As the largest centre outside of the US, Fidelity India plays a key role in the financial services firm’s operations, especially in the running of its technology platforms. Fidelity’s core brokerage platforms, for example, are managed and driven completely by the team in India.

Radhakrishnan describes India operations as a microcosm of Fidelity globally. The company has over 70,000 employees across the world

Fidelity India focuses on three areas. Firstly, it builds a lot of digital ecosystems for the financial powerhouse which includes reworking its existing technology systems in what it calls as re-platforming. Secondly, the analytics and big data division provides various insights which leads to decision making and lastly, it is engaged in building various tech products.
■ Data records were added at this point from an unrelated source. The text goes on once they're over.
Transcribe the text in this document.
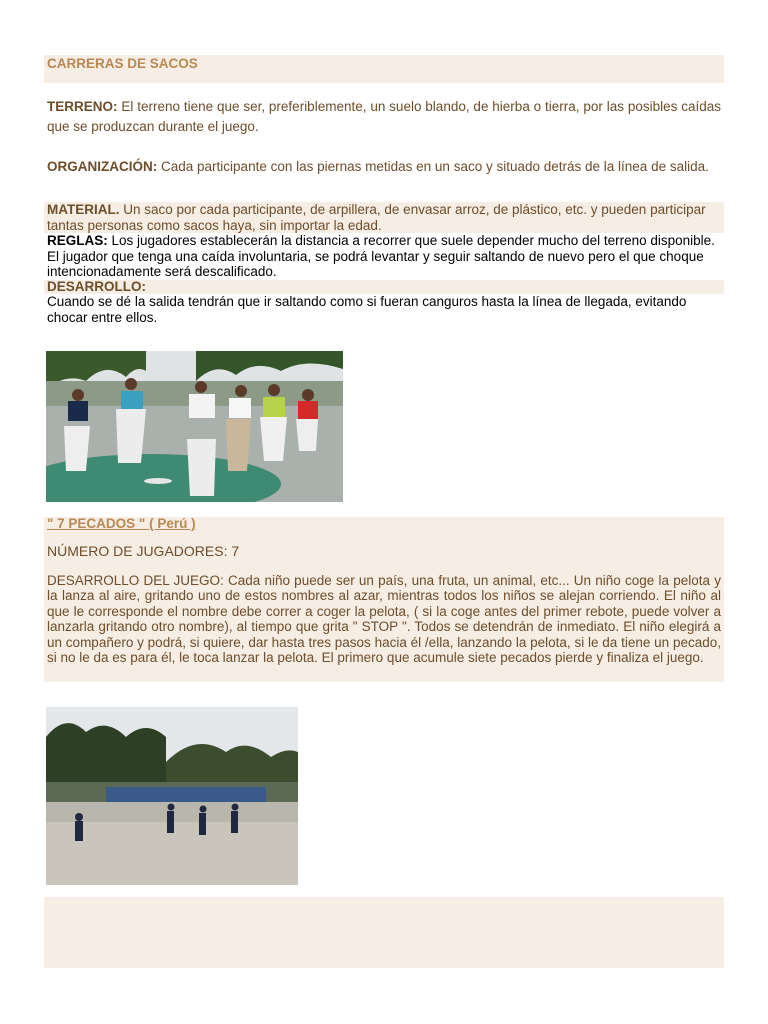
CARRERAS DE SACOS

TERRENO: El terreno tiene que ser, preferiblemente, un suelo blando, de hierba o tierra, por las posibles caídas que se produzcan durante el juego.

ORGANIZACIÓN: Cada participante con las piernas metidas en un saco y situado detrás de la línea de salida.

MATERIAL. Un saco por cada participante, de arpillera, de envasar arroz, de plástico, etc. y pueden participar tantas personas como sacos haya, sin importar la edad.

REGLAS: Los jugadores establecerán la distancia a recorrer que suele depender mucho del terreno disponible. El jugador que tenga una caída involuntaria, se podrá levantar y seguir saltando de nuevo pero el que choque intencionadamente será descalificado.

DESARROLLO:

Cuando se dé la salida tendrán que ir saltando como si fueran canguros hasta la línea de llegada, evitando chocar entre ellos.

" 7 PECADOS " ( Perú )

NÚMERO DE JUGADORES: 7

DESARROLLO DEL JUEGO: Cada niño puede ser un país, una fruta, un animal, etc... Un niño coge la pelota y la lanza al aire, gritando uno de estos nombres al azar, mientras todos los niños se alejan corriendo. El niño al que le corresponde el nombre debe correr a coger la pelota, ( si la coge antes del primer rebote, puede volver a lanzarla gritando otro nombre), al tiempo que grita " STOP ". Todos se detendrán de inmediato. El niño elegirá a un compañero y podrá, si quiere, dar hasta tres pasos hacia él /ella, lanzando la pelota, si le da tiene un pecado, si no le da es para él, le toca lanzar la pelota. El primero que acumule siete pecados pierde y finaliza el juego.
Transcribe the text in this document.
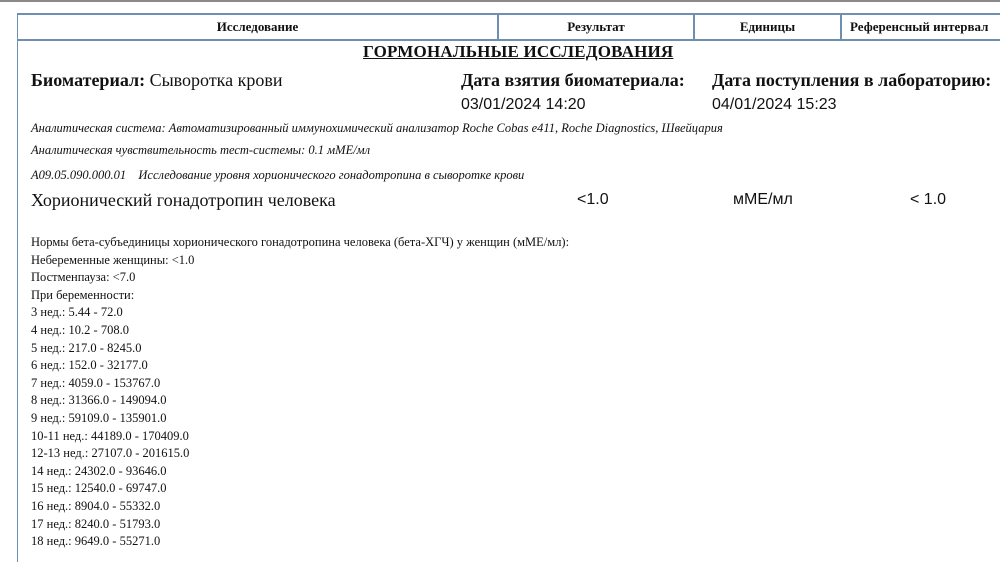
Исследование	Результат	Единицы	Референсный интервал
ГОРМОНАЛЬНЫЕ ИССЛЕДОВАНИЯ
Биоматериал: Сыворотка крови	Дата взятия биоматериала:
03/01/2024 14:20
Дата поступления в лабораторию:
04/01/2024 15:23
Аналитическая система: Автоматизированный иммунохимический анализатор Roche Cobas e411, Roche Diagnostics, Швейцария
Аналитическая чувствительность тест-системы: 0.1 мМЕ/мл
A09.05.090.000.01 Исследование уровня хорионического гонадотропина в сыворотке крови
Хорионический гонадотропин человека	<1.0	мМЕ/мл	< 1.0
Нормы бета-субъединицы хорионического гонадотропина человека (бета-ХГЧ) у женщин (мМЕ/мл):
Небеременные женщины: <1.0
Постменпауза: <7.0
При беременности:
3 нед.: 5.44 - 72.0
4 нед.: 10.2 - 708.0
5 нед.: 217.0 - 8245.0
6 нед.: 152.0 - 32177.0
7 нед.: 4059.0 - 153767.0
8 нед.: 31366.0 - 149094.0
9 нед.: 59109.0 - 135901.0
10-11 нед.: 44189.0 - 170409.0
12-13 нед.: 27107.0 - 201615.0
14 нед.: 24302.0 - 93646.0
15 нед.: 12540.0 - 69747.0
16 нед.: 8904.0 - 55332.0
17 нед.: 8240.0 - 51793.0
18 нед.: 9649.0 - 55271.0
“In India what we do very well is quick experimentation where we are able to build the future technology platforms,” Radhakrishnan says.
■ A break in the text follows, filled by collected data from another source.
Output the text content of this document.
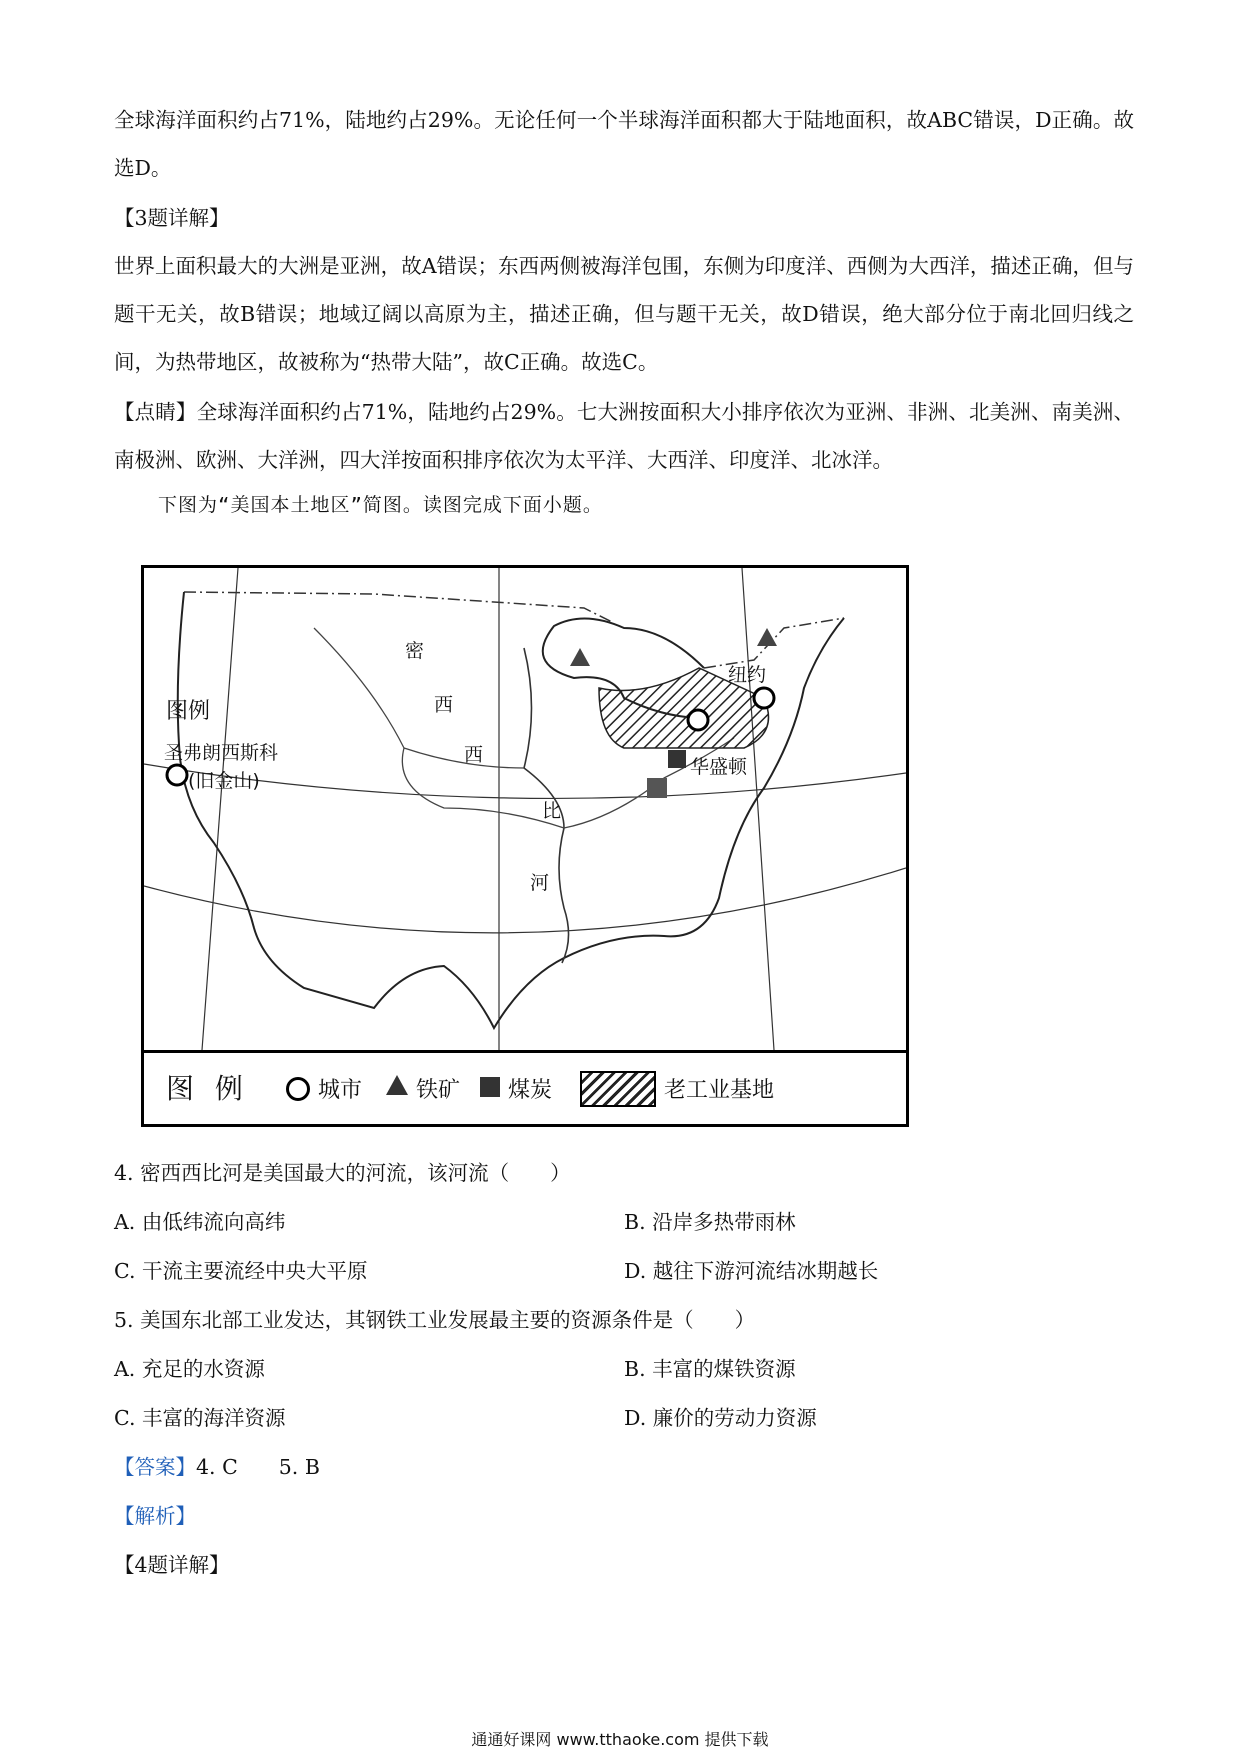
全球海洋面积约占71%，陆地约占29%。无论任何一个半球海洋面积都大于陆地面积，故ABC错误，D正确。故选D。

【3题详解】

世界上面积最大的大洲是亚洲，故A错误；东西两侧被海洋包围，东侧为印度洋、西侧为大西洋，描述正确，但与题干无关，故B错误；地域辽阔以高原为主，描述正确，但与题干无关，故D错误，绝大部分位于南北回归线之间，为热带地区，故被称为“热带大陆”，故C正确。故选C。

【点睛】全球海洋面积约占71%，陆地约占29%。七大洲按面积大小排序依次为亚洲、非洲、北美洲、南美洲、南极洲、欧洲、大洋洲，四大洋按面积排序依次为太平洋、大西洋、印度洋、北冰洋。

下图为“美国本土地区”简图。读图完成下面小题。
密
西
西
比
河
图例
圣弗朗西斯科
(旧金山)
纽约
华盛顿
图 例	城市 铁矿 煤炭	老工业基地
4. 密西西比河是美国最大的河流，该河流（　　）
A. 由低纬流向高纬	B. 沿岸多热带雨林
C. 干流主要流经中央大平原	D. 越往下游河流结冰期越长
5. 美国东北部工业发达，其钢铁工业发展最主要的资源条件是（　　）
A. 充足的水资源	B. 丰富的煤铁资源
C. 丰富的海洋资源	D. 廉价的劳动力资源
【答案】4. C　　5. B
【解析】
【4题详解】
通通好课网 www.tthaoke.com 提供下载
These quick experiments are critical for a company like Fidelity, which has over 42 million individual investors and $11.1 trillion in assets under administration. Here, there are also rapidly changing requirements of the customers and this need can be met only where there is greater agility through technology.

Radhakrishnan believes that the element of maturity at Fidelity India is demonstrated through the ownership that has been taken by people in the country.

“We have taken, owned and driven some products from here where the critical architects are running the platform,” he remarks.

The strides made by Fidelity India are also a reflection of the changes that have taken place in the GCC landscape in the country. NASSCOM and Zinnov in a recent report, GCC 4.0—India Redefining the Globalisation Blueprint, highlighted the strides by this segment in the larger technology ecosystem of India.

More than 1.6 million people work at the nearly 1,580 GCCs, with a market size of $46 billion. The engineering and research and development segment alone accounts for $25.6 billion.

These GCCs are not just driving engineering expansion activities but are also co-piloting transformation efforts with their headquarters. From building new products or solutions to driving technology or process breakthroughs, GCCs have become the “beacons of business excellence lighthouse for their parent organisation”, the report said.

The growth of Fidelity India is also helped by the longer tenure of its employees within the organisation. Given that the average tenure of the workforce is high it gives them the opportunity to try out different things across multiple areas, according to Radhakrishnan. Added to this, there is strong emphasis on the learning quotient be it in the area of domain, technology or other skills.

Given the rapid pace of technology change where there is always the danger of being left behind, Fidelity India is ensuring it stays ahead of the times. The India operations also have the presence of advanced technology labs looking at what value or product can be created from those.

“We have grown very organically and want to create more centres of gravity where there is a global leadership role with accountability,” Radhakrishnan said.